Aufgrund der DKR D006 ist die "Akut-vor-Chronisch" hier nicht so anwendbar, wie der Fragesteller meint. Die COPD wird als HD kodiert. Die Lungenentzündung wird analog zur KDE 200 als ND kodiert.

--Salome (Diskussion) 13:32, 7. Aug. 2021 (CEST)


Diese Diskussion kommt irgendwie auch immer wieder. Unsere Internisten verstehen unter eine COPD mit akuter Infektion der unteren Atemwege i.d.R. keine Pneumonie, sondern eben eine meist virale Infektion, die zu einer Verschlechterung der COPD und meist auch der Lungenfunktion führt. Eine Pneumonie grenzen sie hingegen davon ab, sowohl therapeutisch als auch diagnostisch. Von daher würden wir eine nachgewiesene Pneumonie auch als solche kodieren, zusammenmit dem Erreger und einer möglichen respiratorischen Insuffizienz. Die COPD wäre dann ND, so wie es der MD auch sieht H. Stute


Zur Frage J44.82 oder J44.02:

Hier greift DKR D006e:

die ICD-10-GM hat für die chronische COPD, welche akut infektexazerbiert ist, eine eigene Schlüsselnummer: J44.0f, somit wird J44.8f lt. der o.g. Kodierrichtlinie nicht kodiert. Der ICD Kode J44.0f gibt den aktuellen Zustand der Erkrankung spezifischer wieder als der ICD Kode J44.8f.

Zur Frage der Kodierung J44.02 und der Wahl der HD:

Es liegt eine nachgewiesene Pneumonie mit erhöhten Infektparametern vor. Gleichzeitig besteht eine respiratorische Partialinsuffizienz. Wir haben den laborchemisch nachgewiesenen Infekt und die nachgewiesene Exazerbation durch die verschlechterte respiratorische Situation. Die Schlüsselnummern J44.0f geben genau diese Konstellation wieder. Die respiratorische Partialinsuffizienz legt ein Parenchymversagen nahe, also ein Problem der Lungenbelüftung, wie z.B. bei Vorliegen von Infiltraten, die die Oxygenierung behindern. M.E. steht in diesem Fall die Pneumonie im Vordergrund.

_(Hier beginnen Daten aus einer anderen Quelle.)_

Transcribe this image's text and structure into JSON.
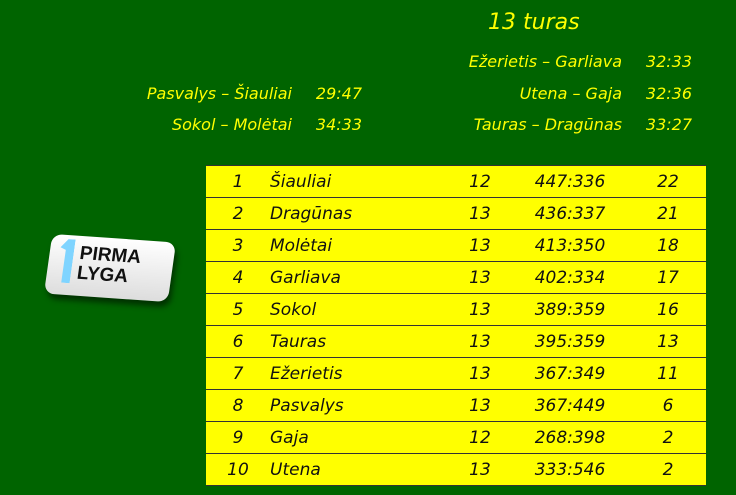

Bezugnehmend auf die vorliegenden Informationen aus der Fragestellung war dies bei den behandelnden Ärzten im genannten Fall genauso.

V.Tiedemann


Aus meiner Sicht kann die j44.0- kodiert werden, weil ja offensichtlich eine Infektion vorliegt und neben der J18.0 bzw. j15.9, bei fehlendem Keimnachweis, hier die Behandlung von zwei Krankheiten erfolgt. Bei der Wahl der HD halt ich den Ressourcenverbrauch für entscheidend.--Loehr (Diskussion) 10:44, 8. Okt. 2021 (CEST)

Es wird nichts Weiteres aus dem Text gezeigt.